On the death of Hans-Ulrich Wehler (1931-2014), German social historian

German historian Hans-Ulrich Wehler (1931-2014) has died on Saturday. His most prominent work is a five-volume work on the social history of Germany ("Deutsche Gesellschaftsgeschichte") in the Early Modern and Modern Era (1700-1990). He was not a historian in the "ivory tower" of academia, but also commented on socio-political issues; over the last couple of years, he had repeatedly criticized the increasing inequality in income and property in Germany and globally.

Wehler at the Leipzig Book Fair, March 2013

Wehler, born in Freudenberg near Siegen in Westphalia on September 11th, 1931, died in Bielefeld last Saturday (July 5th, 2014). He graduated from high school in 1952, attending the same gymnasium as the most prominent West German post-war philosopher, Jürgen Habermas. A student at Cologne, Bonn and at Ohio Unversity at the time of West Germany's post-war "economic miracle" ("Wirtschaftswunder"), he became a lecturer at Cologne at the height of the "1968er" student movement in Germany; after a couple of years there, he took up a full professor chair at West Berlin's (left-wing) Free University in 1970. For most of his career, from 1971 until 1996, he taught at the "reform" University of Bielefeld, with stints in Berne, Switzerland, and in the U.S., at Harvard, Princeton, Stanford and Yale. 

Recently, Wehler had pointed to the increasing inequality as a danger to social peace and to the ongoing social erosion of the basis of a German society, that for the immediate post-war decades rather aptly had been characterized as a rather "levelled middle-class society" ("nivellierte Mittelstandsgesellschaft") by sociologist Helmut Schelsky (who, like Wehler, was one of the pioneers of the newly-founded "reform" university at Bielefeld).

At Bielefeld, Wehler and others developed and taught the method of Critical Social History ("Kritische Sozialgeschichte", "Bielefelder Schule" (Bielefeld School)). Wehler was influenced by Max Weber's theories and saw grand social and economic developments as the motors of history. He always focused on the complexity and totality of modernity.

In 2013, he wrote in Germany's ZEIT weekly newspaper: "It remains an open question, why there is so little resistance against the exorbitant increase in inequality of incomes and property. After all, labour unions have half of the seats on the boards of corporations; but questions of wages and bonuses are mostly decided upon consensually. Are such delicate [i.e. important, PB] questions simply rubber-stamped? For it is not about the enforcement of genuine market forces, as the hegemonic neoclassical school in the U.S., in Britain and in Germany suggests, but about classical decision-making by a few men in a small arena. (...)

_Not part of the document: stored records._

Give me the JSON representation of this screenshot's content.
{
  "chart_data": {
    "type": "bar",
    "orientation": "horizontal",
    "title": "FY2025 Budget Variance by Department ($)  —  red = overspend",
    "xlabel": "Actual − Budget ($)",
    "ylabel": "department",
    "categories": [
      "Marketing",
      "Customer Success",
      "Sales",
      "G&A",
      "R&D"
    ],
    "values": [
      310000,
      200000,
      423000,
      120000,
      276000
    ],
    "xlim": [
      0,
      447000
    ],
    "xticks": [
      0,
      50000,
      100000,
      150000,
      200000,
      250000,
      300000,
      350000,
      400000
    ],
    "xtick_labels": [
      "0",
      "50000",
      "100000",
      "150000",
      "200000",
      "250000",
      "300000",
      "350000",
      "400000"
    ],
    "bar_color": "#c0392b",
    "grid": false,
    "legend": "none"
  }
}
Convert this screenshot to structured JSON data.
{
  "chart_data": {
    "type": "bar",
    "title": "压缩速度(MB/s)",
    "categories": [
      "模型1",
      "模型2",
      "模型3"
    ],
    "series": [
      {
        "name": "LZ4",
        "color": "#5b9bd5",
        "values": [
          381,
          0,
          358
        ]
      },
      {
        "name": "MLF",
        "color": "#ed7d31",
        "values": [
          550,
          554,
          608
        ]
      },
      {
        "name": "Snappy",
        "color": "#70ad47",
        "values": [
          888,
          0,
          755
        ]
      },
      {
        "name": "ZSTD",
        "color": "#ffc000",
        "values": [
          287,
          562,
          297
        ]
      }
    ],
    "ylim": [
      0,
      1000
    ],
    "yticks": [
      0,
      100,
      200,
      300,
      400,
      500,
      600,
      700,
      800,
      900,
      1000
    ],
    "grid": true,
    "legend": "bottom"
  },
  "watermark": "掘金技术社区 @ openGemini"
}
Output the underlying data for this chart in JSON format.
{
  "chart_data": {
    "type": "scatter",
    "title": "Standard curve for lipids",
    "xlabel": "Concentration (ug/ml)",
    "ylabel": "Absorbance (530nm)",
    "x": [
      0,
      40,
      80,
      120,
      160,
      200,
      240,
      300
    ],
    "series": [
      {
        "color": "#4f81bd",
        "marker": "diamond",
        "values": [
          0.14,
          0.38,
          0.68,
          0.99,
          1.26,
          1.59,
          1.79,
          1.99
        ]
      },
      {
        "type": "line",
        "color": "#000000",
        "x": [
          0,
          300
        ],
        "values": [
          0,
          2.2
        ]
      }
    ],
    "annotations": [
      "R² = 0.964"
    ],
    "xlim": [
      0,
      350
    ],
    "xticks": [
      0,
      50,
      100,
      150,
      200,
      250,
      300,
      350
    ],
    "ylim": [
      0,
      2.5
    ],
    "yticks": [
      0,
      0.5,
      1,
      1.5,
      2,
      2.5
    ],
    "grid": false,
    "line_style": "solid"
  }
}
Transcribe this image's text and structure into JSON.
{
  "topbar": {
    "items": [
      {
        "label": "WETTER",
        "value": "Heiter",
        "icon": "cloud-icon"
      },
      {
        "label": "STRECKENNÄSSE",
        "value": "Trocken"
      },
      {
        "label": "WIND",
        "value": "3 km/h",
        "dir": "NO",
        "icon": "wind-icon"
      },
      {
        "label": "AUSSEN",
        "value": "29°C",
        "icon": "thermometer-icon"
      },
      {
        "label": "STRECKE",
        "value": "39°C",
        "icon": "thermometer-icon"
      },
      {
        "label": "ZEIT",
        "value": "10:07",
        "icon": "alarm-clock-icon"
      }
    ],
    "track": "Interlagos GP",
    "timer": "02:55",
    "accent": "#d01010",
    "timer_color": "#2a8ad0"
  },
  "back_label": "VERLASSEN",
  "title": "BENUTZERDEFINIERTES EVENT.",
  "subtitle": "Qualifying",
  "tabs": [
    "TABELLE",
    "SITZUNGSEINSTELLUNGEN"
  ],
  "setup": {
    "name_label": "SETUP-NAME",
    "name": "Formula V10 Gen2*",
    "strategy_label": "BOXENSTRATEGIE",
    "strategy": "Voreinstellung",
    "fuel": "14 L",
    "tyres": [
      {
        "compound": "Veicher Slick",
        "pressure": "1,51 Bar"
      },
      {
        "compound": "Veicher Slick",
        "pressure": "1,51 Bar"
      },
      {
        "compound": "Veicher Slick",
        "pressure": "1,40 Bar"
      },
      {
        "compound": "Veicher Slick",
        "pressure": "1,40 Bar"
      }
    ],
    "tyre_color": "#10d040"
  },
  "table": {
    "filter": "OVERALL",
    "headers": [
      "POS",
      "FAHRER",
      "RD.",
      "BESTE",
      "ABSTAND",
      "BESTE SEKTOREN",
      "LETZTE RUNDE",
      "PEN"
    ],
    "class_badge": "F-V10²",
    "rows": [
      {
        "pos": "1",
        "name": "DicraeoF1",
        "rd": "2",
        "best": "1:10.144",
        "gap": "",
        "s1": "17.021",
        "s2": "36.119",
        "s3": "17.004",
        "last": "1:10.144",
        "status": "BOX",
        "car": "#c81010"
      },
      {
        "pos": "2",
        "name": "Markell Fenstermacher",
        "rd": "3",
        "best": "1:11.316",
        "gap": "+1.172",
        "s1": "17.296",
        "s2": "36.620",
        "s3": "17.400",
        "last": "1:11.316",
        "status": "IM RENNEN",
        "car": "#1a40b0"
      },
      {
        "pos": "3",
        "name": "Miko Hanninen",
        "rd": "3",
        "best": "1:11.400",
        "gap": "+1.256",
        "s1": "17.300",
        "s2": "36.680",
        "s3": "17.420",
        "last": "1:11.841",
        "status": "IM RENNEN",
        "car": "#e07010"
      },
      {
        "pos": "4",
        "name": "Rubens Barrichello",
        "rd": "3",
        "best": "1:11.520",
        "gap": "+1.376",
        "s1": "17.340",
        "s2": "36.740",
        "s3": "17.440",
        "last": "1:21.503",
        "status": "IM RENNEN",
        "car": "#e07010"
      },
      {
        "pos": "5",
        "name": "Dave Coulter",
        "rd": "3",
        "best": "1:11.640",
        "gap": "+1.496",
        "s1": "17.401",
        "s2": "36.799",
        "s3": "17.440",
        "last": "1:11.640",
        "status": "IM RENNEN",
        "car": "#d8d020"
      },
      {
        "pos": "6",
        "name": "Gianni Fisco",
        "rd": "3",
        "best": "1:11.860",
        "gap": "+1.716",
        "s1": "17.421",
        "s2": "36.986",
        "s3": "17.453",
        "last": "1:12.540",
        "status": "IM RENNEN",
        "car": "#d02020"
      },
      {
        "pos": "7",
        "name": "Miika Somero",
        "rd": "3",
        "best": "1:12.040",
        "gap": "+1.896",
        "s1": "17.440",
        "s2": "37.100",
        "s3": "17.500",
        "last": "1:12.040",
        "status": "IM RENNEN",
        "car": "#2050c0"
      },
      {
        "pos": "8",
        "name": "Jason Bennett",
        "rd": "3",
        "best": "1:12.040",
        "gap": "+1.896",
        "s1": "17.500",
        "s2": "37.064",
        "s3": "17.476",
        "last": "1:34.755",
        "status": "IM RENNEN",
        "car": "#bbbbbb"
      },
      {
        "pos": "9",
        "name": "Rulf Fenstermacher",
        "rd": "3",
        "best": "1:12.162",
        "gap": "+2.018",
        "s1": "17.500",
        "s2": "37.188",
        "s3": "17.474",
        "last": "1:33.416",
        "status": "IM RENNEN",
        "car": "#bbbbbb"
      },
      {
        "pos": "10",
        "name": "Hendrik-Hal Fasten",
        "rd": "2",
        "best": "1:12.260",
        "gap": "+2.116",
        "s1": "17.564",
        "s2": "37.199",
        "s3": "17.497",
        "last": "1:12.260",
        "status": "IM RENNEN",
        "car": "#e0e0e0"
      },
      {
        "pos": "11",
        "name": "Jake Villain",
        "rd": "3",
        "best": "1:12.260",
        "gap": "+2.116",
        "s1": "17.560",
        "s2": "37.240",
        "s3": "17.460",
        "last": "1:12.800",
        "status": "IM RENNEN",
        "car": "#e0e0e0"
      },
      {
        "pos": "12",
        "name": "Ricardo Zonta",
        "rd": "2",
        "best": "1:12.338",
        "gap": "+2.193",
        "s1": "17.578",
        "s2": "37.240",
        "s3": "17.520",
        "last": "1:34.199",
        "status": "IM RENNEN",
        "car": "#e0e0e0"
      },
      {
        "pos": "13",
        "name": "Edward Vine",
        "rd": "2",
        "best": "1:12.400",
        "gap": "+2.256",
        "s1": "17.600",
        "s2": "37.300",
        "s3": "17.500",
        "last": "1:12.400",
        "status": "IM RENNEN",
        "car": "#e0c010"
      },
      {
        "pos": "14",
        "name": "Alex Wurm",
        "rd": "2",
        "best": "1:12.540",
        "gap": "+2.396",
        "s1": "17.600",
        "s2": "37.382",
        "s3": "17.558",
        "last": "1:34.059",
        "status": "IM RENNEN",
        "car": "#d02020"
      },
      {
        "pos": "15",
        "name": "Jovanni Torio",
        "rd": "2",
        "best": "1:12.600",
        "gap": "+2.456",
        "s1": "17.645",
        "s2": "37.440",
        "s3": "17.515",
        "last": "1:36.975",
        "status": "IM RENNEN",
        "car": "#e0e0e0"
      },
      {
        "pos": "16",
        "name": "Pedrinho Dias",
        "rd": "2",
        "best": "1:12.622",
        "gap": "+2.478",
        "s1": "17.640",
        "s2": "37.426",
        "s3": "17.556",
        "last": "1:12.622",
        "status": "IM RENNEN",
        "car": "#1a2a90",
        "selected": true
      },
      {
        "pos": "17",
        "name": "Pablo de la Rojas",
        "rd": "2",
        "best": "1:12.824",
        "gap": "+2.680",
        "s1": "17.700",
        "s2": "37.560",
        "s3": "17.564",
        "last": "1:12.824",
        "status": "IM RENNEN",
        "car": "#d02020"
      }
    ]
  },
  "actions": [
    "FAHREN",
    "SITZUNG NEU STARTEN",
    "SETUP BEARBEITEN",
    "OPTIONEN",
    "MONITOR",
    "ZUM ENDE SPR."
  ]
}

The blatant inequality of income and property is indisputably dangerous, despite the domestic tranquility. For it had always been the basis of legitimacy of the Federal Republic of Germany, that the social product of our economy should be distributed more or less equally. That had been the big achievement of a pragmatic cooperation between corporations and labour unions. But nowadays, the blatant differences can't be legitimated any more, even more so because the middle class and the lower class are suffering from a stagnation of their real income. Political pressure, leading to adequate reforms, is necessary. The overcoming of this inequality is vital, Germany's often-praised ability to reform is at stake here."